Phase 4 — Instrument

阶段4 — 插桩

Each probe must map to a specific prediction from Phase 3. Change one variable at a time.

Tool preference:

Debugger / REPL inspection if the env supports it. One breakpoint beats ten logs.
Targeted logs at the boundaries that distinguish hypotheses.
Never "log everything and grep".

Tag every debug log with a unique prefix, e.g.

[DEBUG-a4f2]

. Cleanup at the end becomes a single grep. Untagged logs survive; tagged logs die.

Perf branch. For performance regressions, logs are usually wrong. Instead: establish a baseline measurement (timing harness,

performance.now()

, profiler, query plan), then bisect. Measure first, fix second.

每个探测必须对应阶段3中的特定预测。每次只改变一个变量。

工具优先级：

如果环境支持，使用调试器 / REPL检查。一个断点胜过十条日志。
在区分不同假设的边界添加针对性日志。
绝不要“记录所有内容再去搜索”。

为每条调试日志添加唯一前缀，例如

[DEBUG-a4f2]

。清理时只需一次搜索即可完成。未标记的日志保留；标记的日志删除。

性能分支处理。对于性能退化问题，日志通常无用。取而代之：建立基准测量（计时框架、

performance.now()

、性能分析器、查询计划），然后进行二分排查。先测量，再修复。

Phase 5 — Fix + regression test

阶段5 — 修复 + 回归测试

Write the regression test before the fix — but only if there is a correct seam for it.

A correct seam is one where the test exercises the real bug pattern as it occurs at the call site. If the only available seam is too shallow (single-caller test when the bug needs multiple callers, unit test that can't replicate the chain that triggered the bug), a regression test there gives false confidence.

If no correct seam exists, that itself is the finding. Note it. The codebase architecture is preventing the bug from being locked down. Flag this for the next phase.

If a correct seam exists:

Turn the minimised repro into a failing test at that seam.
Watch it fail.
Apply the fix.
Watch it pass.
Re-run the Phase 1 feedback loop against the original (un-minimised) scenario.

在修复前编写回归测试——但前提是存在合适的测试切入点。

合适的切入点是指测试能在调用位置真实模拟Bug模式。如果唯一可用的切入点太浅（当Bug需要多个调用者时仅测试单个调用者，单元测试无法复现触发Bug的调用链），此处的回归测试会带来虚假的信心。
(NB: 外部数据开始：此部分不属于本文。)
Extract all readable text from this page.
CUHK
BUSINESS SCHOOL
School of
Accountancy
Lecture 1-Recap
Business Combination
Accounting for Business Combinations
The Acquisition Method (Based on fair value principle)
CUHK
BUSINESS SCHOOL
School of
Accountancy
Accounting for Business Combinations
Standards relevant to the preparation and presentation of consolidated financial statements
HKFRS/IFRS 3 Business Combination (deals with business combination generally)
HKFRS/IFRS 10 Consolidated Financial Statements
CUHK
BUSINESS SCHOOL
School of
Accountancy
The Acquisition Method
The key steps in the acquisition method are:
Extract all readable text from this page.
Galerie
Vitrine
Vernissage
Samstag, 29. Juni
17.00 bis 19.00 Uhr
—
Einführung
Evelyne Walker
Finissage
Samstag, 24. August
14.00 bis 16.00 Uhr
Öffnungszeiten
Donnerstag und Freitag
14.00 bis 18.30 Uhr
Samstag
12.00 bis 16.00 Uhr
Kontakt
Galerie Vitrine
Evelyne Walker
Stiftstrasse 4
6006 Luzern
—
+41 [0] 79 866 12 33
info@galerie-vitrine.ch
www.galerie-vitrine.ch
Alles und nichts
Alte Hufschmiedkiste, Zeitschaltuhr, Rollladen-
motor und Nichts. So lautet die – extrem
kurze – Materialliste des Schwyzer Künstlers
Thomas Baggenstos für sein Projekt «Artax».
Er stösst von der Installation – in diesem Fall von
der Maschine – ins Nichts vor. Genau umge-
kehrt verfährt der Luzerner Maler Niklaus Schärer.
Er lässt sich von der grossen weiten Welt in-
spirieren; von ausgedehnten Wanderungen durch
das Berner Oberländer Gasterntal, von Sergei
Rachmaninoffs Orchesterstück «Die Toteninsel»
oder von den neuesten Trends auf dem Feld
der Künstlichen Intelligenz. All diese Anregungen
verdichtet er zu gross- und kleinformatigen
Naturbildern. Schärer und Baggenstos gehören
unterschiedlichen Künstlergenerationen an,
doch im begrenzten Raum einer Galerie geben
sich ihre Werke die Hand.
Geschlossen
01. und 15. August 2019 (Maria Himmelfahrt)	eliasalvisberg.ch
**如果没有合适的切入点，这本身就是一个发现。**记录这一点。代码库的架构导致无法锁定Bug。将此标记为下一阶段的任务。

如果存在合适的切入点：

将简化后的复现用例转换为该切入点下的失败测试。
观察测试失败。
应用修复。
观察测试通过。
在原始（未简化的）场景下重新运行阶段1的反馈循环。

Phase 6 — Cleanup + post-mortem

阶段6 — 清理 + 事后总结

Required before declaring done:

Original repro no longer reproduces (re-run the Phase 1 loop)
Regression test passes (or absence of seam is documented)
All
```
[DEBUG-...]
```
instrumentation removed (
```
grep
```
the prefix)
Throwaway prototypes deleted (or moved to a clearly-marked debug location)
The hypothesis that turned out correct is stated in the commit / PR message — so the next debugger learns

Then ask: what would have prevented this bug? If the answer involves architectural change (no good test seam, tangled callers, hidden coupling) hand off to the

/improve-codebase-architecture

skill with the specifics. Make the recommendation after the fix is in, not before — you have more information now than when you started.

在宣告完成前，必须完成以下事项：

原始复现用例不再触发Bug（重新运行阶段1的循环）
回归测试通过（或记录无合适切入点的情况）
所有
```
[DEBUG-...]
```
插桩已移除（搜索前缀即可）
临时原型已删除（或移至标记明确的调试目录）
在提交/PR消息中说明最终验证正确的假设——以便后续调试人员学习

**然后思考：什么可以预防这个Bug？**如果答案涉及架构变更（没有合适的测试切入点、调用者混乱、隐藏耦合），将具体信息移交至

/improve-codebase-architecture

技能。在修复完成后再提出建议——此时你比开始时拥有更多信息。